Heat kernel expansions, ambient metrics and conformal invariants

The conformal powers of the Laplacian of a Riemannian metric which are known as the GJMS-operators admit a combinatorial description in terms of the Taylor coefficients of a natural second-order one-parameter family $\H(r;g)$ of self-adjoint elliptic differential operators. $\H(r;g)$ is a non-Laplace-type perturbation of the conformal Laplacian $P_2(g) = \H(0;g)$. It is defined in terms of the metric $g$ and covariant derivatives of the curvature of $g$. We study the heat kernel coefficients $a_{2k}(r;g)$ of $\H(r;g)$ on closed manifolds. We prove general structural results for the heat kernel coefficients $a_{2k}(r;g)$ and derive explicit formulas for $a_0(r)$ and $a_2(r)$ in terms of renormalized volume coefficients. The Taylor coefficients of $a_{2k}(r;g)$ (as functions of $r$) interpolate between the renormalized volume coefficients of a metric $g$ ($k=0$) and the heat kernel coefficients of the conformal Laplacian of $g$ ($r=0$). Although $\H(r;g)$ is not conformally covariant, there is a beautiful formula for the conformal variation of the trace of its heat kernel.

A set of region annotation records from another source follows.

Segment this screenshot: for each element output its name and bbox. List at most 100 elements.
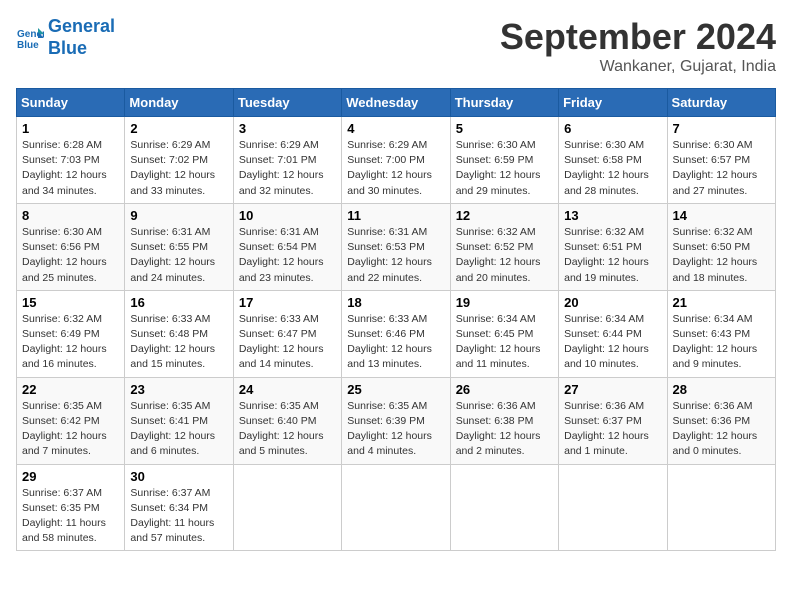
logo-icon: General Blue — [16, 24, 44, 52]
day-info: Sunrise: 6:32 AMSunset: 6:49 PMDaylight:… — [22, 312, 119, 373]
day-info: Sunrise: 6:28 AMSunset: 7:03 PMDaylight:… — [22, 138, 119, 199]
day-info: Sunrise: 6:31 AMSunset: 6:54 PMDaylight:… — [239, 225, 336, 286]
day-number: 29 — [22, 469, 119, 484]
logo-text: General Blue — [48, 16, 115, 59]
day-info: Sunrise: 6:35 AMSunset: 6:39 PMDaylight:… — [347, 399, 444, 460]
day-number: 1 — [22, 121, 119, 136]
calendar-cell: 16Sunrise: 6:33 AMSunset: 6:48 PMDayligh… — [125, 290, 233, 377]
calendar-cell: 28Sunrise: 6:36 AMSunset: 6:36 PMDayligh… — [667, 377, 775, 464]
day-number: 19 — [456, 295, 553, 310]
day-info: Sunrise: 6:29 AMSunset: 7:02 PMDaylight:… — [130, 138, 227, 199]
calendar-cell — [667, 464, 775, 551]
day-number: 21 — [673, 295, 770, 310]
calendar-cell: 5Sunrise: 6:30 AMSunset: 6:59 PMDaylight… — [450, 117, 558, 204]
calendar-cell: 24 Sunrise: 6:35 AMSunset: 6:40 PMDayligh… — [233, 377, 341, 464]
day-number: 6 — [564, 121, 661, 136]
calendar-cell: 9Sunrise: 6:31 AMSunset: 6:55 PMDaylight… — [125, 203, 233, 290]
day-number: 13 — [564, 208, 661, 223]
header-day-tuesday: Tuesday — [233, 89, 341, 117]
calendar-cell — [559, 464, 667, 551]
header-day-sunday: Sunday — [17, 89, 125, 117]
day-info: Sunrise: 6:29 AMSunset: 7:01 PMDaylight:… — [239, 138, 336, 199]
day-number: 2 — [130, 121, 227, 136]
header-day-thursday: Thursday — [450, 89, 558, 117]
day-info: Sunrise: 6:31 AMSunset: 6:55 PMDaylight:… — [130, 225, 227, 286]
calendar-cell — [233, 464, 341, 551]
day-number: 12 — [456, 208, 553, 223]
calendar-cell: 22 Sunrise: 6:35 AMSunset: 6:42 PMDayligh… — [17, 377, 125, 464]
day-number: 11 — [347, 208, 444, 223]
day-number: 23 — [130, 382, 227, 397]
day-number: 27 — [564, 382, 661, 397]
calendar-cell — [342, 464, 450, 551]
calendar-cell: 21 Sunrise: 6:34 AMSunset: 6:43 PMDayligh… — [667, 290, 775, 377]
day-info: Sunrise: 6:35 AMSunset: 6:40 PMDaylight:… — [239, 399, 336, 460]
day-info: Sunrise: 6:34 AMSunset: 6:43 PMDaylight:… — [673, 312, 770, 373]
calendar-cell: 19 Sunrise: 6:34 AMSunset: 6:45 PMDayligh… — [450, 290, 558, 377]
day-info: Sunrise: 6:33 AMSunset: 6:46 PMDaylight:… — [347, 312, 444, 373]
calendar-cell: 12 Sunrise: 6:32 AMSunset: 6:52 PMDayligh… — [450, 203, 558, 290]
week-row-1: 1 Sunrise: 6:28 AMSunset: 7:03 PMDaylight… — [17, 117, 776, 204]
calendar-cell: 25 Sunrise: 6:35 AMSunset: 6:39 PMDayligh… — [342, 377, 450, 464]
calendar-cell: 14Sunrise: 6:32 AMSunset: 6:50 PMDayligh… — [667, 203, 775, 290]
month-title: September 2024 — [500, 16, 776, 58]
calendar-cell: 13 Sunrise: 6:32 AMSunset: 6:51 PMDayligh… — [559, 203, 667, 290]
week-row-5: 29 Sunrise: 6:37 AMSunset: 6:35 PMDayligh… — [17, 464, 776, 551]
day-number: 26 — [456, 382, 553, 397]
day-info: Sunrise: 6:30 AMSunset: 6:58 PMDaylight:… — [564, 138, 661, 199]
day-number: 15 — [22, 295, 119, 310]
calendar-cell: 29 Sunrise: 6:37 AMSunset: 6:35 PMDayligh… — [17, 464, 125, 551]
calendar-cell: 23Sunrise: 6:35 AMSunset: 6:41 PMDayligh… — [125, 377, 233, 464]
day-number: 17 — [239, 295, 336, 310]
calendar-cell: 8 Sunrise: 6:30 AMSunset: 6:56 PMDaylight… — [17, 203, 125, 290]
calendar-header-row: SundayMondayTuesdayWednesdayThursdayFrid… — [17, 89, 776, 117]
day-info: Sunrise: 6:36 AMSunset: 6:38 PMDaylight:… — [456, 399, 553, 460]
header-day-saturday: Saturday — [667, 89, 775, 117]
calendar-cell: 20Sunrise: 6:34 AMSunset: 6:44 PMDayligh… — [559, 290, 667, 377]
calendar-cell: 3 Sunrise: 6:29 AMSunset: 7:01 PMDaylight… — [233, 117, 341, 204]
calendar-cell: 26 Sunrise: 6:36 AMSunset: 6:38 PMDayligh… — [450, 377, 558, 464]
calendar-table: SundayMondayTuesdayWednesdayThursdayFrid… — [16, 88, 776, 551]
title-block: September 2024 Wankaner, Gujarat, India — [500, 16, 776, 76]
calendar-cell: 2 Sunrise: 6:29 AMSunset: 7:02 PMDaylight… — [125, 117, 233, 204]
header-day-friday: Friday — [559, 89, 667, 117]
location-title: Wankaner, Gujarat, India — [500, 58, 776, 76]
calendar-cell: 17 Sunrise: 6:33 AMSunset: 6:47 PMDayligh… — [233, 290, 341, 377]
header-day-monday: Monday — [125, 89, 233, 117]
logo: General Blue General Blue — [16, 16, 115, 59]
calendar-cell — [450, 464, 558, 551]
day-info: Sunrise: 6:32 AMSunset: 6:51 PMDaylight:… — [564, 225, 661, 286]
day-info: Sunrise: 6:34 AMSunset: 6:45 PMDaylight:… — [456, 312, 553, 373]
day-number: 3 — [239, 121, 336, 136]
day-number: 8 — [22, 208, 119, 223]
calendar-cell: 11Sunrise: 6:31 AMSunset: 6:53 PMDayligh… — [342, 203, 450, 290]
week-row-4: 22 Sunrise: 6:35 AMSunset: 6:42 PMDayligh… — [17, 377, 776, 464]
calendar-cell: 27Sunrise: 6:36 AMSunset: 6:37 PMDayligh… — [559, 377, 667, 464]
day-info: Sunrise: 6:30 AMSunset: 6:56 PMDaylight:… — [22, 225, 119, 286]
day-info: Sunrise: 6:32 AMSunset: 6:52 PMDaylight:… — [456, 225, 553, 286]
day-number: 7 — [673, 121, 770, 136]
day-info: Sunrise: 6:37 AMSunset: 6:35 PMDaylight:… — [22, 486, 119, 547]
day-number: 25 — [347, 382, 444, 397]
page-header: General Blue General Blue September 2024… — [16, 16, 776, 76]
day-info: Sunrise: 6:34 AMSunset: 6:44 PMDaylight:… — [564, 312, 661, 373]
day-info: Sunrise: 6:29 AMSunset: 7:00 PMDaylight:… — [347, 138, 444, 199]
day-number: 28 — [673, 382, 770, 397]
week-row-3: 15 Sunrise: 6:32 AMSunset: 6:49 PMDayligh… — [17, 290, 776, 377]
svg-text:Blue: Blue — [17, 40, 39, 51]
calendar-cell: 4 Sunrise: 6:29 AMSunset: 7:00 PMDaylight… — [342, 117, 450, 204]
calendar-cell: 7 Sunrise: 6:30 AMSunset: 6:57 PMDaylight… — [667, 117, 775, 204]
day-info: Sunrise: 6:35 AMSunset: 6:42 PMDaylight:… — [22, 399, 119, 460]
day-number: 14 — [673, 208, 770, 223]
header-day-wednesday: Wednesday — [342, 89, 450, 117]
day-number: 16 — [130, 295, 227, 310]
day-info: Sunrise: 6:33 AMSunset: 6:47 PMDaylight:… — [239, 312, 336, 373]
day-number: 24 — [239, 382, 336, 397]
day-info: Sunrise: 6:30 AMSunset: 6:59 PMDaylight:… — [456, 138, 553, 199]
day-info: Sunrise: 6:30 AMSunset: 6:57 PMDaylight:… — [673, 138, 770, 199]
calendar-cell: 1 Sunrise: 6:28 AMSunset: 7:03 PMDaylight… — [17, 117, 125, 204]
calendar-cell: 10Sunrise: 6:31 AMSunset: 6:54 PMDayligh… — [233, 203, 341, 290]
week-row-2: 8 Sunrise: 6:30 AMSunset: 6:56 PMDaylight… — [17, 203, 776, 290]
day-number: 4 — [347, 121, 444, 136]
day-number: 22 — [22, 382, 119, 397]
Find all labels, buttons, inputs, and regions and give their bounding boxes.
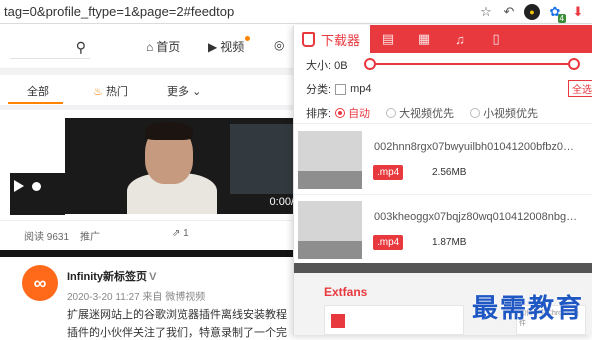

As a consequence, we give a heat equation proof of the conformal transformation law of the integrated renormalized volume coefficients. By refining these arguments, we also give a heat equation proof of the conformal transformation law of the renormalized volume coefficients itself. The Taylor coefficients of $a_2(r)$ define a sequence of higher-order Riemannian curvature functionals with extremal properties at Einstein metrics which are analogous to those of integrated renormalized volume coefficients. Among the various additional results the reader finds a Polyakov-type formula for the renormalized volume of a Poincaré-Einstein metric in terms of $Q$-curvature of its conformal infinity and additional holographic terms.